Using these ideas, I decided that I am a person who doesn’t need to have the last word.
And then I set about being that person.
It was a very informative experiment. I used to think to myself, “Let go of having the last word, Tammy.” But inevitably, my husband would say something that really begged for a response. My ego just didn’t want to let it go and I would violate my own rule “just this time.” And the next. Sometimes I succeeded, but just as often, I didn’t.
But with my identity on the line, the experience was very different. Now I found myself thinking, “I’m not the type of person who needs to prove herself with the the last word.” Just that simple mental shift eclipsed the need to muster self-control in the moment. It didn’t matter how right I was or how unfair my husband’s last remark was; I didn’t need to talk myself into shutting my mouth.
I found it much more powerful just to be who I have decided to be.
Who are you to be?
Is there a type of person you want to be in the midst of conflict? When I ask my clients who they want to be during conflict, they frequently tell me they want to be “a calm person,” or “a person who others see as a role model,” or “a person who isn’t afraid of conflict.”
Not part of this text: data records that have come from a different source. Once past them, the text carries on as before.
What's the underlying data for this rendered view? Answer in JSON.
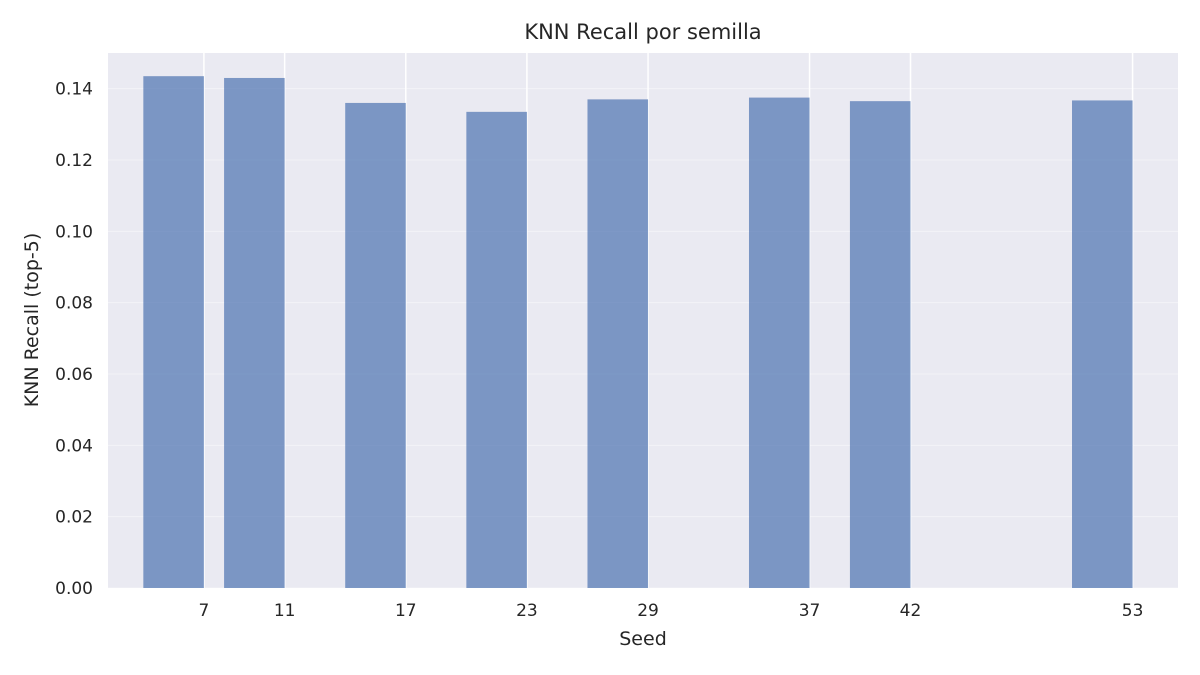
{
  "chart_data": {
    "type": "bar",
    "title": "KNN Recall por semilla",
    "xlabel": "Seed",
    "ylabel": "KNN Recall (top-5)",
    "categories": [
      "7",
      "11",
      "17",
      "23",
      "29",
      "37",
      "42",
      "53"
    ],
    "x": [
      7,
      11,
      17,
      23,
      29,
      37,
      42,
      53
    ],
    "values": [
      0.1435,
      0.143,
      0.136,
      0.1335,
      0.137,
      0.1375,
      0.1365,
      0.1367
    ],
    "xlim": [
      2.25,
      55.25
    ],
    "ylim": [
      0,
      0.15
    ],
    "yticks": [
      "0.00",
      "0.02",
      "0.04",
      "0.06",
      "0.08",
      "0.10",
      "0.12",
      "0.14"
    ],
    "bar_align": "right-edge-at-x",
    "bar_width_units": 3,
    "grid": true,
    "colors": {
      "bar": "#4c72b0",
      "plot_background": "#eaeaf2",
      "grid": "#ffffff",
      "text": "#262626"
    }
  }
}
Who is the person you want to be? Dig a bit until you get to the essence. For example, sometimes a client might initially answer, “I want to be someone who doesn’t get flustered by conflict.” If I ask what causes them to get flustered by conflict right now, they may go deeper and revise their answer to, “I want to be someone who isn’t afraid of conflict.”
Once you know who you are to be, identify situations that will give you small wins. Small wins are the key — the smaller the better, initially.
If you’re afraid of conflict, telling yourself you are a person who doesn’t fear conflict — and proving it to yourself successfully — is much easier in a minor disagreement with a friend or colleague than in a very tense team meeting. Use those recurring small wins to grow into the skin of the person you are to be.